In San Francisco during the 1980s they pioneered 'Reconstitution', close a 'failing' school 'vacate' all the adults (teachers, cleaners, welfare staff) and re-open with new staff. Guess what? In the reconstituted schools there was a very high staff turnover, high percentages of supply and unqualified teachers, results didn't improve and discipline got worse. The teachers' union described it as the 'Clint Eastwood' approach to school reform, simple sloutions to complex problems. In England we had 'Fresh Start' which suffered that car-crash moment in 2000 when in one week four super-heads resigned.

For Academies read 'Charter Schools' in America - find a private sponsor to run your schools, there are now 3,500 of them educating one million students. Independent studies have not shown any appreciable improvements in results. In 2006 auditors in California reported on 'Options for Youth and Opportunities' run by Joan and John Hall. They were accused of over claiming $57 million in public funds. The Halls received annual salaries of $600,000 and the lease of sports utility vehicles.

George Bush has passed the 'No Child Left Behind Act' that prescribes high stakes testing with school closure as the penalty for failure.
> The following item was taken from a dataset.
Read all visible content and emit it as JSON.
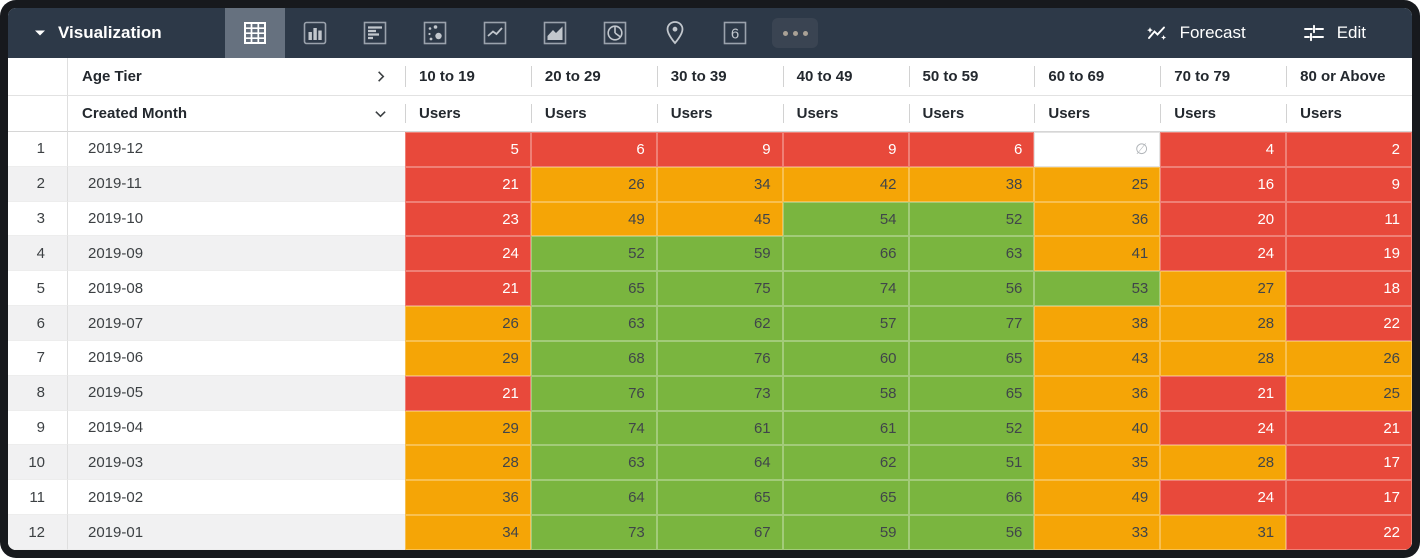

There are exactly the same practises we see in England - teaching to test, a narrow curriculum, constant tests, concentration on the borderline group, leading to pupil disaffection. Headteachers also display the 'bar-chart fetish' as they obsessively demonstrate the test score increases. Please remember the Ancient Greeks saying, 'Education is a festival of the mind'.

Some teachers I talked to said that the prescriptive curriculum and the testing culture was actually driving middle class parents towards the private education system because they wanted an enriched education for their children.

Ambitious Superintendents (Local Authority Chief Education Officers) are parachuted in to 'turn the schools around', they try to leave their mark with 'radical' solutions, after a couple of years they move on up the promotion ladder and teachers are left to pick up the pieces.

A massive difference in San Francisco is the huge numbers of children in the bi-lingual program, in some schools they educate up to the end of Infants in Spanish or Chinese. There is also the phenomenon of 'white flight', over 30% of children are educated in private schools.

Due to the high cost of housing it is very difficult for families on low incomes to live in the city, since 1960 the numbers of school age children has dropped by 30%. Young teachers cannot afford to get onto the housing ladder, average prices are $600,000 and teachers salaries start at around $40,000.

The extremes of wealth are startlingly apparent, San Francisco is the wealthiest city in the world - average income $37,000, but walk through the streets and the plight of the homeless is distressing.

Finally in all the years I've holidayed in America I've never worked out the value of 'Nickels' and 'Dimes', so a big thank you to the kindergarten teacher at Paul Revere Elementary School - you're never too old to learn!